For those living and working aboard the Minesweeper, keeping warm during winter months presents the greatest hardship. Wood burners are kept alight 24/7 that require continual feeding. A store of suitable timber has to be collected throughout autumn and kept dry for use. Neighbours in in Brookmash yard supply the off-cuts from their furniture production. (as well as supply power the broadband wireless uplink)

The collective recently purchased a new AC generator after many months fundraising and having experienced breakdown of previous secondhand units, however bad luck has again struck, an oil leak forces it’s return for repair, leaving them without power again. A new wind turbine is ready for installation, to provide the top up charge their battery array needs if it to remain in good condition to supply 12v for lighting and laptop charging. The print working areas of the minesweeper already have bright LED worklights fitted, with more needed throughout, as well as external motion triggered perimeter and safety lighting.

An energy audit was carried out on the boat late summer as part of the Creeknet pilot, which revealed just how much energy the print curing and screen cleaning processes demand, too much of a shortfall for any solar or wind turbine system to close. Gaining a better understanding about how off-grid power systems need to be configured and managed has been difficult, though progress is being made. We recently visited other boats on the creek and noted how their installed systems reliably store and distribute available power as needed, so will return for their support if the need arises.

Over a year ago, YT attended Transmediale media arts festival in Berlin to meet up with old friends living in the city and introduce them to members of the Mazi project attending for the first time. One of the first panels Global Ports still resonates as we edge forward with Creeknet pilot in Deptford. Much like in Port of Hamburg, the PLA (Port of London Authority) conforms a hydrachy of power, governing access to the waterways of the city, monitoring shipping and controlling all but the the weather and tides.

For those who are dependent on the Thames and it’s tributaries for transport,  trade and residence, there are very few resources available to guide use and track changing conditions.  It’s the knowledge of the boating community and their interpretation of PLA bylaws that hold sway here. Resistance, skulks the waters edge, using forgotten inlets, overgrown steps and derelict locks, to retain river access and uphold liberties. Mooring rights and tidal rituals, ebb and flow along the river wall, entangled in mooring chains, revealed as the river bed is drained by tides.

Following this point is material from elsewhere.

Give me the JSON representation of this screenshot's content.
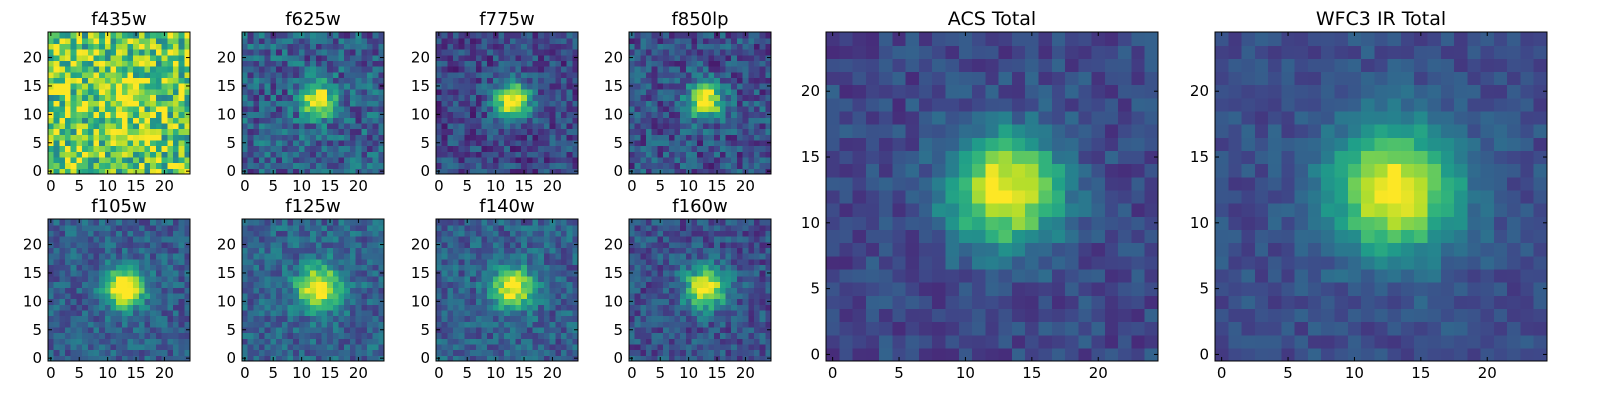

The Thames river wall all the way into Deptford Creek is part of the UK coastline, it’s beaches are monitored and rubbish cleared. Material on the shore clusters much where it was dropped into the water so great collections of red brick, clay pipes, animal bones, oyster shells and drift wood colour the shorelines in alignment to forgotten industry. Warehouses and wharves are fast being replaced by multi-story condos, only a very few remain out of the grasp of developers such as the abandoned squatted restaurant on Odessa Street up river in Rotherhithe, where recent Minesweeper fundraiser was such a success.

The burning of the Minsweeper and subsequent loss of mooring access at Brookmarsh Yard in Greenwich, point to an inevitability that will end occupation of these reaches by  the many barges and boats currently resident. Lengthy negotiations and legal actions by boaters to retain land access and not often ended well. Current proposals for redevelopment at 2 Creekside could well be followed by overturning of long established moorings at No4. Meanwhile, redevelopment of No3 and No1 form breaking wave of transformation that may well consume all undeveloped land and property up to Deptford Church Street.